The Maslach Burnout Inventory is paired with its counterpart, the Areas of Worklife Survey. This survey explores what Maslach and Jackson name as the cause of burnout, the working environment. Areas of Worklife identifies the quality of relationship between the individual and their work based on six areas: workload, control, community, fairness, reward, and values. Quality is described in degrees of “fit” between the individual and the organization. Areas of “mismatch,” as the survey expresses it, refer to the actual environmental stressors that contribute to veterinary burnout as they become toxic.
Whatever meaning one assigns to these areas, the critical point for the veterinarian to hold on to is that the mismatch originates in the environment and not the person. As Drs. Dean and Talbot remind us, the demands of the job and the resources (hence much of the ability) to meet them are controlled by leadership, who creates and maintains the working environment and claims the values to which it holds its employees. To overcome veterinary burnout, top-down change is required, not self-care prescriptions or “official” recognitions, and most of all not the victim-blaming that the term “burnout” too often perpetrates.
Self-Care is Not a Solution: Coping is not a Goal
Perhaps it has become apparent that veterinary burnout, which is really moral injury, is something that happens to veterinary professionals and not something that is wrong with them. If this definition is granted, it follows that the excessive focus on self-care and coping strategies like yoga, meditation, cognitive reframing, breathing, and setting boundaries misdirects the responsibility of right back onto the sufferer and allows the underlying problem to continue to be ignored. It would be like equipping a victim of physical abuse with the latest and greatest of mental and physical health resources and strategies, and the person still goes home to their abuser. To heal moral injury and reduce veterinary burnout, I suggest a few changes that will happen both within the organization and individual. These changes are devoted to the theme of honest self-reflection.

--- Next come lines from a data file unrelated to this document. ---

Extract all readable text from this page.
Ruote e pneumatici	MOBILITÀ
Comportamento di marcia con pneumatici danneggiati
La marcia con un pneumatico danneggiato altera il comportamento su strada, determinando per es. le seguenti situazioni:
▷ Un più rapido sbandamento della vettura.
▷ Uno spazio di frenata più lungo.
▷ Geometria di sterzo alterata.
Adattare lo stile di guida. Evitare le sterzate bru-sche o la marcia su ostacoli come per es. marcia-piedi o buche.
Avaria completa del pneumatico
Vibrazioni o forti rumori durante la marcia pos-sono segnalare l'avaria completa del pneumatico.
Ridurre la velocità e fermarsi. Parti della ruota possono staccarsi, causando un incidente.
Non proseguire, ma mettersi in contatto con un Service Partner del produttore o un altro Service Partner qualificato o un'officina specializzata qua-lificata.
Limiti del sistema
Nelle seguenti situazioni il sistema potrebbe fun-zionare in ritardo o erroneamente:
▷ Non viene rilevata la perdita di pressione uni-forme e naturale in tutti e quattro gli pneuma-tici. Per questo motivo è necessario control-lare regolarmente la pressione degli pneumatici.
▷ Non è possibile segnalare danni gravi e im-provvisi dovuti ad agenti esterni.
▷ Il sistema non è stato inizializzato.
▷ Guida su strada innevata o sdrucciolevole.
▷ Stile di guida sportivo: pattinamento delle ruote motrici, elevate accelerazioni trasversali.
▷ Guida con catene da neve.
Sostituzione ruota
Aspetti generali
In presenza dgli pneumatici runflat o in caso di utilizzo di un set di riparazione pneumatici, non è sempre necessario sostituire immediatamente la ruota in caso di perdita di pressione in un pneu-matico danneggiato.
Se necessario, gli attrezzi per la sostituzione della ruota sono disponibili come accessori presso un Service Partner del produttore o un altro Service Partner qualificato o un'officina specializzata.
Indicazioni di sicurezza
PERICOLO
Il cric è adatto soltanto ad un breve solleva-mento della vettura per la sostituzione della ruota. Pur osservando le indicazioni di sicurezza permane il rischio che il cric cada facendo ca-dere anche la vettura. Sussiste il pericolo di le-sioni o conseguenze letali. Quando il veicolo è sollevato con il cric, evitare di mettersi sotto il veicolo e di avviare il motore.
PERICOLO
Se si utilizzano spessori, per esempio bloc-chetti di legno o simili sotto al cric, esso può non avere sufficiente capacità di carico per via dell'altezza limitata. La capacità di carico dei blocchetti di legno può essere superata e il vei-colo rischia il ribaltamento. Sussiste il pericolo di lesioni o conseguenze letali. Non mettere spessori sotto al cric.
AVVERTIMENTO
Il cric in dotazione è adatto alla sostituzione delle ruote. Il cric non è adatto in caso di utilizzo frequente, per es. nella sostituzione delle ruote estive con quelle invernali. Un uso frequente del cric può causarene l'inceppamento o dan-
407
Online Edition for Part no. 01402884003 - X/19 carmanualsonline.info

External Changes (For the Organization)
- Show vulnerability in relation to the stated core values, admitting when they fall short.
- Provide informal, direct, daily support (that means actually see, talk with, and listen to the person, you know, a relationship?) instead of officially designating a “veterinary so-and-so week” once a year.
- Join clinical workers in their environment and learn the sensory experience of it.
Internal Changes (For the Individual)
- Build on strengths, don’t attack weaknesses. There is nothing wrong with you.
- Take all of the time off provided to you by the organization.
- Make friends with fallibility, uncertainty, and ambiguity, and find friends to talk about it.
Conclusion and Hope
Veterinary burnout is a stress-related illness caused by a unique work environment, one that includes both the preservation and the taking of life. The work environment is an expression of an organization’s culture, and of the behavior of the people who hold power over resources and communication. Unsafely high degrees of workload or unsafely low degrees of control, community, reward, values, and communication lead to moral injury. Moral injury shows up as emotional exhaustion, unhealthy detachment, and loss of meaning. The hope for overcoming veterinary burnout lies in the health of the relationships among coworkers and the vulnerability of leadership. That hope is conveyed and kept alive through informal touches, generous and genuine communication, and the grateful giving and receiving of help.